Samuels made the call at Sunday's funeral service for 43-year-old Dionne Smith and her 16-year-old daughter, Jay-Shenel Gordon, who were both murdered by Smith's boyfriend, Fabian Lyewsang, at their home in Rose Mount, St James, on September 23. Lyewsang fled the scene but subsequently committed suicide.
In his solemn sermon at the funeral, which took place at the Farm Heights Seventh-day Adventist Church in the parish, Samuels lamented the fact that the society has degraded to the point where persons can be murdered at any time without even provoking their killers.
'STRIVE TO BE KINDER'
"The awesome spectacle of death is a lesson, a message, a word to the rest of us, that life can be taken from us at any point in the day - morning, noon or night.
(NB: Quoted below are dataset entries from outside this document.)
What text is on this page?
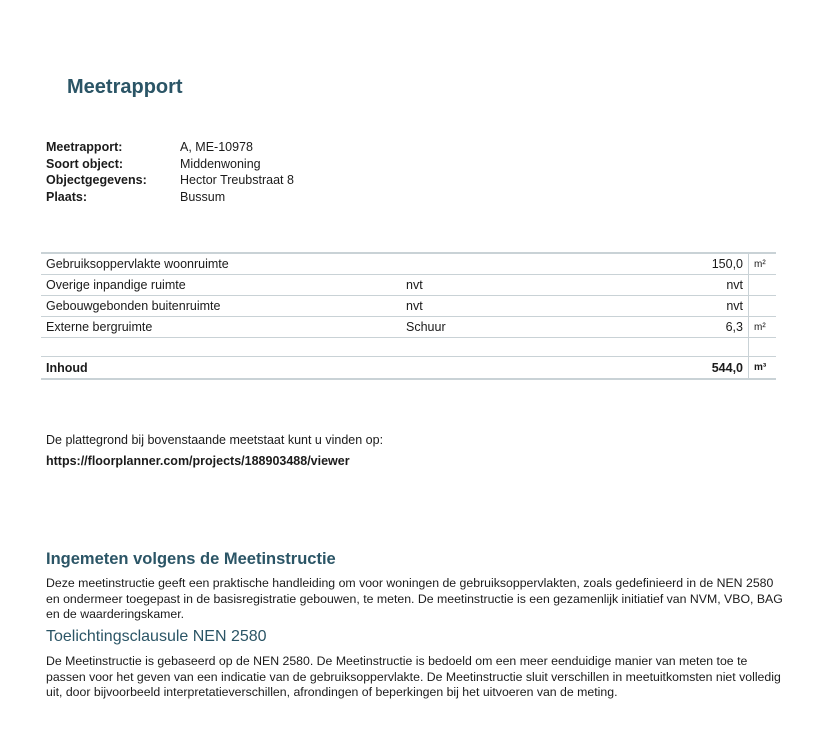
Meetrapport
Meetrapport:	A, ME-10978
Soort object:	Middenwoning
Objectgegevens:	Hector Treubstraat 8
Plaats:	Bussum
Gebruiksoppervlakte woonruimte		150,0	m²
Overige inpandige ruimte	nvt	nvt	
Gebouwgebonden buitenruimte	nvt	nvt	
Externe bergruimte	Schuur	6,3	m²

Inhoud		544,0	m³
De plattegrond bij bovenstaande meetstaat kunt u vinden op:
https://floorplanner.com/projects/188903488/viewer
Ingemeten volgens de Meetinstructie
Deze meetinstructie geeft een praktische handleiding om voor woningen de gebruiksoppervlakten, zoals gedefinieerd in de NEN 2580 en ondermeer toegepast in de basisregistratie gebouwen, te meten. De meetinstructie is een gezamenlijk initiatief van NVM, VBO, BAG en de waarderingskamer.
Toelichtingsclausule NEN 2580
De Meetinstructie is gebaseerd op de NEN 2580. De Meetinstructie is bedoeld om een meer eenduidige manier van meten toe te passen voor het geven van een indicatie van de gebruiksoppervlakte. De Meetinstructie sluit verschillen in meetuitkomsten niet volledig uit, door bijvoorbeeld interpretatieverschillen, afrondingen of beperkingen bij het uitvoeren van de meting.
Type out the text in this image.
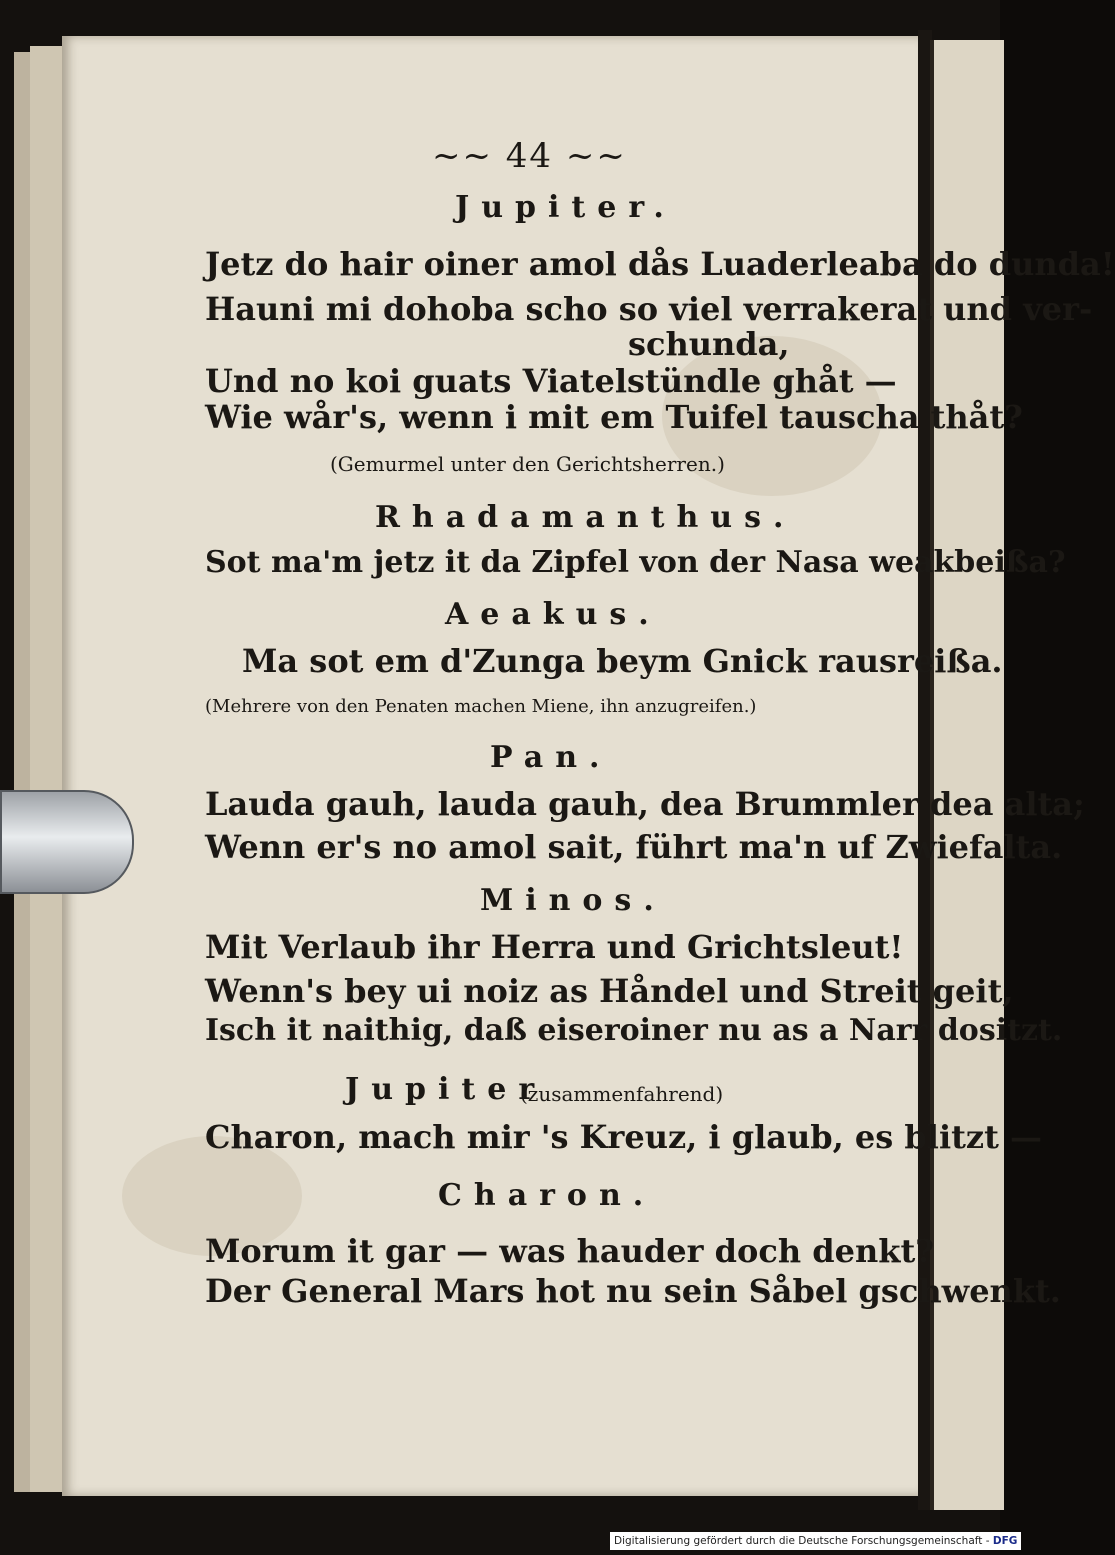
~~ 44 ~~
Jupiter.
Jetz do hair oiner amol dås Luaderleaba do dunda!
Hauni mi dohoba scho so viel verrakerat und ver-
schunda,
Und no koi guats Viatelstündle ghåt —
Wie wår's, wenn i mit em Tuifel tauscha thåt?
(Gemurmel unter den Gerichtsherren.)
Rhadamanthus.
Sot ma'm jetz it da Zipfel von der Nasa weakbeißa?
Aeakus.
Ma sot em d'Zunga beym Gnick rausreißa.
(Mehrere von den Penaten machen Miene, ihn anzugreifen.)
Pan.
Lauda gauh, lauda gauh, dea Brummler dea alta;
Wenn er's no amol sait, führt ma'n uf Zwiefalta.
Minos.
Mit Verlaub ihr Herra und Grichtsleut!
Wenn's bey ui noiz as Håndel und Streit geit,
Isch it naithig, daß eiseroiner nu as a Narr dositzt.
Jupiter
(zusammenfahrend)
Charon, mach mir 's Kreuz, i glaub, es blitzt —
Charon.
Morum it gar — was hauder doch denkt?
Der General Mars hot nu sein Såbel gschwenkt.
Digitalisierung gefördert durch die Deutsche Forschungsgemeinschaft - DFG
You don't have to trouble anybody for them to kill you. This is where we have reached, as ours is a violence-prone society," said the pastor.
"In processing these issues, we must strive to be a kinder and gentler society. We must affirm that we are our brother's keeper, and we must affirm the love for life and care for each other."
In echoing similar sentiments to Samuels, People's National Party caretaker for Central St James, AndrÈ Hilton, said that in light of the tragic deaths of Smith and Gordon, greater emphasis must be placed on teaching boys and men how to care for women.
"I suggest that we as citizens, and particularly our men, have to love, cherish and protect our women. When we're training up our boys, remember that we're training up our next generation of fathers, caregivers, and partners, so let's care for our boys so they can be good husbands, fathers, and providers for the family," said Hilton.
Earlier this month, the Violence Prevention Alliance called for social intervention programmes to be put in place to tackle the problem of domestic violence, including 'intimate-partner' violence.